Furthermore, the participants in the experiment expected humans to learn from their mistakes and a) overestimated the humans’ ability to learn from mistakes, and b) failed to account for the idea that algorithms can also adapt to conditions and learn from errors, and the algorithms don’t fall prey to the same behavioral biases that humans do, which prevent them from learning from errors as quickly as they could.
Algorithms and Your Investing
Over the past couple of years, the financial services industry has seen the proliferation of what I call “roboinvestors.” These are companies that will take your money and invest in low-cost investments and then manage capital gains and losses in a tax-efficient manner. While the actual tax loss harvesting benefits really only benefit higher net-worth individuals, the fees that most of these roboinvestors charge are actually pretty reasonable. They also automatically rebalance your portfolio to keep your asset allocation in line with your stock/bond balance that you need for your age and risk profile.
I’m generally a fan of these roboinvestors. I’ve referred several clients over who just didn’t want to deal with the process of managing their own investments and for whom the charges that they paid to the roboinvestors wouldn’t affect their retirement planning outcomes one way or the other.

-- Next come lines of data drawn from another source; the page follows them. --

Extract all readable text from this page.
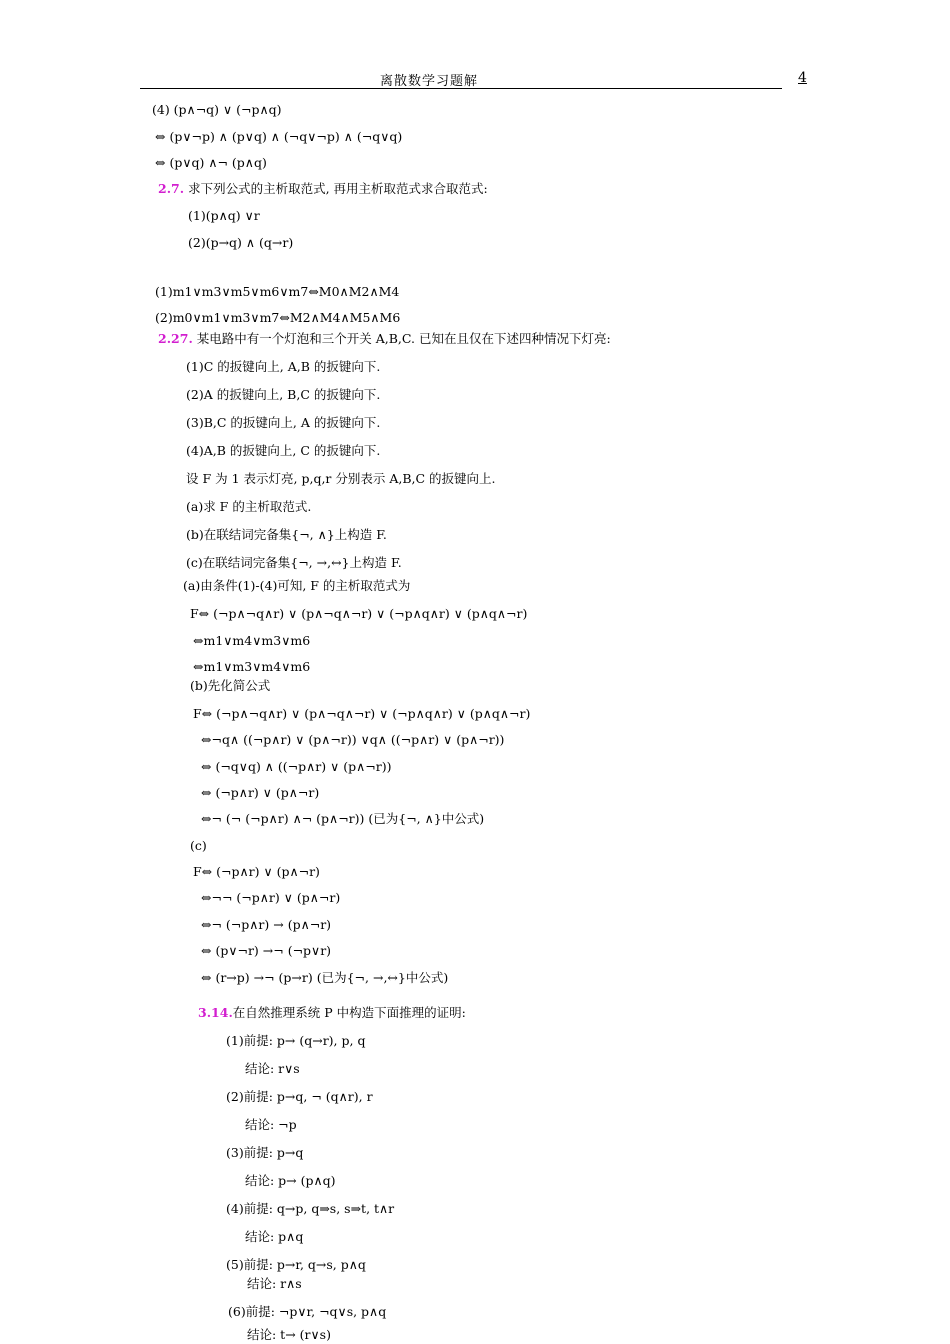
离散数学习题解	4
(4) (p∧¬q) ∨ (¬p∧q)
⇔ (p∨¬p) ∧ (p∨q) ∧ (¬q∨¬p) ∧ (¬q∨q)
⇔ (p∨q) ∧¬ (p∧q)
2.7. 求下列公式的主析取范式, 再用主析取范式求合取范式:
(1)(p∧q) ∨r
(2)(p→q) ∧ (q→r)
(1)m1∨m3∨m5∨m6∨m7⇔M0∧M2∧M4
(2)m0∨m1∨m3∨m7⇔M2∧M4∧M5∧M6
2.27. 某电路中有一个灯泡和三个开关 A,B,C. 已知在且仅在下述四种情况下灯亮:
(1)C 的扳键向上, A,B 的扳键向下.
(2)A 的扳键向上, B,C 的扳键向下.
(3)B,C 的扳键向上, A 的扳键向下.
(4)A,B 的扳键向上, C 的扳键向下.
设 F 为 1 表示灯亮, p,q,r 分别表示 A,B,C 的扳键向上.
(a)求 F 的主析取范式.
(b)在联结词完备集{¬, ∧}上构造 F.
(c)在联结词完备集{¬, →,↔}上构造 F.
(a)由条件(1)-(4)可知, F 的主析取范式为
F⇔ (¬p∧¬q∧r) ∨ (p∧¬q∧¬r) ∨ (¬p∧q∧r) ∨ (p∧q∧¬r)
⇔m1∨m4∨m3∨m6
⇔m1∨m3∨m4∨m6
(b)先化简公式
F⇔ (¬p∧¬q∧r) ∨ (p∧¬q∧¬r) ∨ (¬p∧q∧r) ∨ (p∧q∧¬r)
⇔¬q∧ ((¬p∧r) ∨ (p∧¬r)) ∨q∧ ((¬p∧r) ∨ (p∧¬r))
⇔ (¬q∨q) ∧ ((¬p∧r) ∨ (p∧¬r))
⇔ (¬p∧r) ∨ (p∧¬r)
⇔¬ (¬ (¬p∧r) ∧¬ (p∧¬r)) (已为{¬, ∧}中公式)
(c)
F⇔ (¬p∧r) ∨ (p∧¬r)
⇔¬¬ (¬p∧r) ∨ (p∧¬r)
⇔¬ (¬p∧r) → (p∧¬r)
⇔ (p∨¬r) →¬ (¬p∨r)
⇔ (r→p) →¬ (p→r) (已为{¬, →,↔}中公式)
3.14.在自然推理系统 P 中构造下面推理的证明:
(1)前提: p→ (q→r), p, q
结论: r∨s
(2)前提: p→q, ¬ (q∧r), r
结论: ¬p
(3)前提: p→q
结论: p→ (p∧q)
(4)前提: q→p, q⇒s, s⇒t, t∧r
结论: p∧q
(5)前提: p→r, q→s, p∧q
结论: r∧s
(6)前提: ¬p∨r, ¬q∨s, p∧q
结论: t→ (r∨s)
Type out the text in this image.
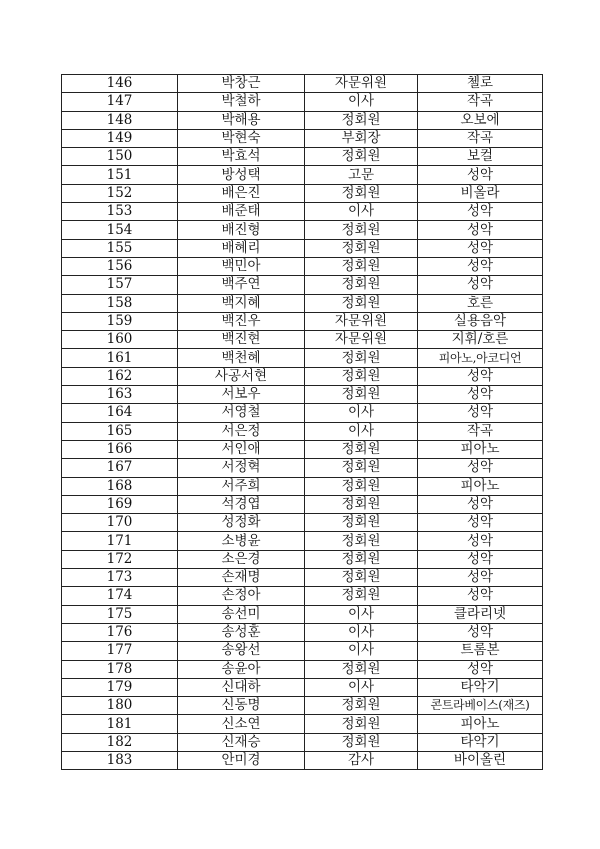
146	박창근	자문위원	첼로
147	박철하	이사	작곡
148	박해용	정회원	오보에
149	박현숙	부회장	작곡
150	박효석	정회원	보컬
151	방성택	고문	성악
152	배은진	정회원	비올라
153	배준태	이사	성악
154	배진형	정회원	성악
155	배혜리	정회원	성악
156	백민아	정회원	성악
157	백주연	정회원	성악
158	백지혜	정회원	호른
159	백진우	자문위원	실용음악
160	백진현	자문위원	지휘/호른
161	백천혜	정회원	피아노,아코디언
162	사공서현	정회원	성악
163	서보우	정회원	성악
164	서영철	이사	성악
165	서은정	이사	작곡
166	서인애	정회원	피아노
167	서정혁	정회원	성악
168	서주희	정회원	피아노
169	석경엽	정회원	성악
170	성정화	정회원	성악
171	소병윤	정회원	성악
172	소은경	정회원	성악
173	손재명	정회원	성악
174	손정아	정회원	성악
175	송선미	이사	클라리넷
176	송성훈	이사	성악
177	송왕선	이사	트롬본
178	송윤아	정회원	성악
179	신대하	이사	타악기
180	신동명	정회원	콘트라베이스(재즈)
181	신소연	정회원	피아노
182	신재승	정회원	타악기
183	안미경	감사	바이올린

Yet, for all the potential good that these roboinvestors could do, given the wide world of how much money is available for investing, these roboinvestors have a fraction of a fraction of the market share. They’re backed by hundreds of millions of dollars of venture capital money, but can’t seem to scratch the surface of the available market share that they should probably be claiming.
Because people don’t trust algorithms. They would rather trust a human being.
Human beings are prone to error. They are prone to the illusion of control, meaning that, while they’re less capable than, say, and algorithm to perform a certain task, they want to feel like they’re in control and can do it better (it’s also why driving doesn’t scare you, but flying over turbulence scares the bejeezus out of you). Hand your money over to an algorithm, even if the algorithm can almost certainly do it better than you can, and the moment you see an error, your confidence is shattered. This is, after all, your money and your future we’re talking about. This isn’t predicting the 2012 elections a la Nate Silver or trying to guess who’s going to win each game of the NCAA basketball tournament.
But, maybe if we would take our emotions out of the equation, we might be more prone to trusting the algorithms. This isn’t an Asimov novel. Robots are not going to take over our lives and force us to become slaves.
This is removing human error from investing.
Side note: Most of the media who cover the financial services industry call these roboinvestors by a different term: roboadvisors. That is not true. None of the roboinvestors will tell you how much money you need to invest, how much you need to set aside for college, how much to put into your emergency fund, how much life insurance you need, how much disability insurance you need, or if you’re on track to retire at the age you want to retire and spending what you think you’ll spend when you retire. That’s what advisors do. Therefore, they’re misnamed. They’re roboinvestors, because they invest money algorithmically. They don’t make financial plans algorithmically.